The Mortgage Credit Availability Index (MCAI) declined 16% in March 2020, as reported by the Mortgage Bankers Association (MBA). A rising index means credit standards are loosening, making it easier to qualify for a mortgage. In contrast, March’s declining index number indicates credit standards are tightening, raising the standards to qualify.

The total MCAI decreased 16%, broken down into a 24% decrease of the Conventional MCAI and a 7% decrease of the Government MCAI.

Further, the MCAI for jumbo loans decreased 37%, while conforming loans – which already have higher qualifying standards – only decreased 3%.

Recession confidence

This 16% plunge was the steepest drop for a single month since the index was first reported in 2011. This tracks with economic data, since the last time the U.S. experienced a shock to its system comparable to March 2020’s economic fallout was during the 2008 recession and financial crisis, before the index began.

However, the MBA estimates the decline in mortgage availability heading into the 2008 recession was exponentially more significant — though spread out over several months — than what occurred during March 2020. That’s because access to credit was extremely loose during the Millennium Boom, when all that was needed was a pen and a pulse to qualify for a mortgage.

During the recession, qualifying standards were re-examined and the ability to repay rules were put in place. As mortgage qualifying standards have remained tight over the past decade, the MCAI doesn’t have far to fall in comparison.

Still, mortgage lenders are aware of the recession we are hurtling towards this summer, the effects of which we are already experiencing even if the official definition for a recession (several months of declining economic activity) has not yet been met. Well aware of the continued job losses and reduced incomes that will accompany the 2020 recession, lenders are being extra cautious about who they approve.

Qualifying balance

Lenders are walking a tightrope this spring, as they attempt to find the balance between maintaining enough mortgage volume to sustain their own incomes — keeping interest rates low — and granting only those loans they can expect will meet qualifying standards.
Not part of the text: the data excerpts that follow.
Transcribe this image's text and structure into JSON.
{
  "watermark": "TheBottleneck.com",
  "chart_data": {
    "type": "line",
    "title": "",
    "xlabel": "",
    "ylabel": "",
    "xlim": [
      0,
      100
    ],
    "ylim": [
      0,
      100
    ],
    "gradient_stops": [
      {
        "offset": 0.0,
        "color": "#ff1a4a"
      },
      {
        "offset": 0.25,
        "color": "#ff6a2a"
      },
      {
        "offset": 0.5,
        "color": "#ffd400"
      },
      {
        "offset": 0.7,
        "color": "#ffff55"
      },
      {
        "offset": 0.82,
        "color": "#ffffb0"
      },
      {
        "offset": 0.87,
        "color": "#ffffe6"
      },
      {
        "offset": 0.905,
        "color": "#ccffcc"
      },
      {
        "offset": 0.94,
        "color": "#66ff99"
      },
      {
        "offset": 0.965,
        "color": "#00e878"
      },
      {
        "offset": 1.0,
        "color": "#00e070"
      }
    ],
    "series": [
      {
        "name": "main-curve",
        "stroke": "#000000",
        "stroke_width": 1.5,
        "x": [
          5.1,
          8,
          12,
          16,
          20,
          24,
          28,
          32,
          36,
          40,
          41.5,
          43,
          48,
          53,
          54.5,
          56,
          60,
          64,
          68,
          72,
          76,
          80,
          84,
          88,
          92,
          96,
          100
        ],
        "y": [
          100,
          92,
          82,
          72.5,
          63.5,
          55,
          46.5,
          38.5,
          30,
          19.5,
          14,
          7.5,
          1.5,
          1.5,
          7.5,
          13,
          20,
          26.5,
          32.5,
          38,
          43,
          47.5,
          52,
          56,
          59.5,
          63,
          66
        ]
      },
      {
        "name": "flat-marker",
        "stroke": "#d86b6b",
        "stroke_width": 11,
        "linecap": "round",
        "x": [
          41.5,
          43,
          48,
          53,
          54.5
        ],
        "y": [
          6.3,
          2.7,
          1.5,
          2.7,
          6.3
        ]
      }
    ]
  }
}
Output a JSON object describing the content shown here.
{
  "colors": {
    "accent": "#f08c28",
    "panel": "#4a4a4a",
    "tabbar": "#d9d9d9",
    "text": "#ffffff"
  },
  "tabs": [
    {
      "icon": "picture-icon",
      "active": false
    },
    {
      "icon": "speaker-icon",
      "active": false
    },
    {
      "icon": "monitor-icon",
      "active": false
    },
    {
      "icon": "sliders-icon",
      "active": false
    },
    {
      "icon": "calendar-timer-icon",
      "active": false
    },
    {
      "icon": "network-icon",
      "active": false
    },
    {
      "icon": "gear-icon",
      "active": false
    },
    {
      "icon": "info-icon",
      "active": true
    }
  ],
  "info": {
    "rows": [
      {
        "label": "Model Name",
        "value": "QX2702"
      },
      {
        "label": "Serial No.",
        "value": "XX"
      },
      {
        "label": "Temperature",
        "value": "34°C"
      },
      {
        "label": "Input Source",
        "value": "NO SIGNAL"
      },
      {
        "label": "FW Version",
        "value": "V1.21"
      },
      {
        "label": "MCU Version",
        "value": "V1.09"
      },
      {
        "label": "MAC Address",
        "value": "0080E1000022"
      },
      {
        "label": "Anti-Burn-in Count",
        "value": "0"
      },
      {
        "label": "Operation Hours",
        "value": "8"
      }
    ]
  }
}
Sources at the MBA cite the anticipation of mortgage forbearance and defaults in 2020 as a reason to restrict mortgage credit. In fact, as of April 20, 2020, 6% of mortgage loans nationally were in forbearance. This is an enormous jump from just 0.25% at the beginning of March 2020.

Under a mortgage forbearance program, the property owner who is unable to make mortgage payments comes to an agreement with their servicer to temporarily forego exercise of the servicer’s rights on a default to foreclose, while the owner takes steps to bring their mortgage payments current.

The Coronavirus Aid, Relief, and Economic Security (CARES) Act provides for homeowners by creating a forbearance program for federally-backed mortgage loans. Property owners unable to pay their mortgage need to contact their servicer to find out if they are eligible to enter a forbearance program. Read more about the CARES Act mortgage forbearance program here.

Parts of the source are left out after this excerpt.